Puede ser que la identidad del nosotros referida a un Estado nacional parezca ya en nuestros días algo casi natural. No siempre se tiene presente el hecho de que el papel del Estado como marco de referencia de la identidad como nosotros de la gran mayoría de sus miembros es algo relativamente reciente.
La constitución de los Estados europeos en unidades con carácter de «nosotros» tuvo lugar paulatinamente y por etapas. Lo que diferencia el nivel de desarrollo de los Estados monárquicos absolutistas del de los Estados multipartidistas es, sobre todo, que en los primeros, y gracias a un gran desequilibrio de poderes entre gobernantes y gobernados, los monarcas podían considerar toda la organización estatal —incluidas las personas que formaban parte de ella— como una especie de propiedad personal. Decían «nosotros» refiriéndose no a la población, sino a ellos mismos. La frase atribuida a Luis XIV «el Estado soy yo» muestra una particular fusión entre el «nosotros» y el «yo», entre la dinastía y la persona de su representante en ese momento y este representante por sí mismo.
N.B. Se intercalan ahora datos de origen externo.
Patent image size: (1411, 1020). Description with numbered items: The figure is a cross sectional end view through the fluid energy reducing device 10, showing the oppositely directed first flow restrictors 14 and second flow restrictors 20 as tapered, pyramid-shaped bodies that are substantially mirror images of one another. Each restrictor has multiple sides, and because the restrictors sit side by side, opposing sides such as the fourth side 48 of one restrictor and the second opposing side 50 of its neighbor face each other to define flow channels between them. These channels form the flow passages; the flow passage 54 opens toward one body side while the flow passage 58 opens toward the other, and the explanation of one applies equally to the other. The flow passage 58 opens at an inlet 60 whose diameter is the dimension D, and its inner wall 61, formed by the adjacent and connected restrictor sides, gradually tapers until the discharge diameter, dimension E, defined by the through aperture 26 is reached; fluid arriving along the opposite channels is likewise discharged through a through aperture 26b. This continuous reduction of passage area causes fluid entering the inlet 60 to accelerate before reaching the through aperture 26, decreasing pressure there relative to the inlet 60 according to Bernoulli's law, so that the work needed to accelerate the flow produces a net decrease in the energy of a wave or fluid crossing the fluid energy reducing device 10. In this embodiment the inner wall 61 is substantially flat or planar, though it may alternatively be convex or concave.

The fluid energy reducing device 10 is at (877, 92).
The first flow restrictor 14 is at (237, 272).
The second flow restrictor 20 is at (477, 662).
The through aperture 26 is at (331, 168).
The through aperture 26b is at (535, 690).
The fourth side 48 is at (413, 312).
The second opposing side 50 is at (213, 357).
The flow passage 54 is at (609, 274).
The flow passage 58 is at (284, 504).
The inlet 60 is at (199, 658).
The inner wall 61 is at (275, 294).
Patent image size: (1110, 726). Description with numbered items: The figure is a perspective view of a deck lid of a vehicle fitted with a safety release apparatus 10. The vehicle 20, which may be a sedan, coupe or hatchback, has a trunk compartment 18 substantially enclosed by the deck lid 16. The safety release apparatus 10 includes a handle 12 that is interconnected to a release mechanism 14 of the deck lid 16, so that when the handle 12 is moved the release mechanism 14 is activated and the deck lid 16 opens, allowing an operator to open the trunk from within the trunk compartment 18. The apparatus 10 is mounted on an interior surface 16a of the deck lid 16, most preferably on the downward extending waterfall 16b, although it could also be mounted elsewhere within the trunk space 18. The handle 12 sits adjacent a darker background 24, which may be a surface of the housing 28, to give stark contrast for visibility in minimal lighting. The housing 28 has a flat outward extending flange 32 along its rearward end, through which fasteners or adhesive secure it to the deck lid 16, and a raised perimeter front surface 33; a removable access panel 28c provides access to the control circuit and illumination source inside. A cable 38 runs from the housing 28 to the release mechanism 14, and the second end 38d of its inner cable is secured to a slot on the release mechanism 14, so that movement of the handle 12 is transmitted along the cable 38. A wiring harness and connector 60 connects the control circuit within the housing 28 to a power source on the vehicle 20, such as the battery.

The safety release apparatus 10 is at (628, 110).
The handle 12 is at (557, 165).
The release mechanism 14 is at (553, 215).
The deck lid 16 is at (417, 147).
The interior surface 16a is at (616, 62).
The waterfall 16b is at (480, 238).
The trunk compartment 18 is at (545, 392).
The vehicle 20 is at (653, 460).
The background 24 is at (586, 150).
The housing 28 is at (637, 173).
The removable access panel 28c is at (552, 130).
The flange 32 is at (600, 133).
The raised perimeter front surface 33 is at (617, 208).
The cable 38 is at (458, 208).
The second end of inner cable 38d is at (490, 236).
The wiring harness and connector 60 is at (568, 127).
La población, por su parte, todavía era poco consciente de que el Estado monárquico autócrata fuese una capa de los grupos a los que se podía aludir con el término «nosotros», todavía sentía en mucha mayor medida que el Estado monárquico absolutista era un grupo del que se hablaba en tercera persona, es decir, al que se aludía con el término «ellos» y no con el «nosotros». Príncipes y nobles, digámoslo así, verían el Estado como su propio Estado, como un nosotros limitado a ellos mismos, y veían la masa de la población como personas con las cuales no se identificaban. Únicamente ellos constituían el Estado. La masa de la población era percibida como un «ellos» marginal. Todavía a finales del siglo XIX y principios del XX parte de la población, primero los campesinos y luego sobre todo los obreros de las fábricas, eran excluidos por las clases dominantes, burguesía y nobleza, de la identidad como nosotros de los ciudadanos. Y esos marginados todavía sentían que el Estado era algo a lo que se podía aludir con la palabra «ellos» y no, o apenas, diciendo «nosotros».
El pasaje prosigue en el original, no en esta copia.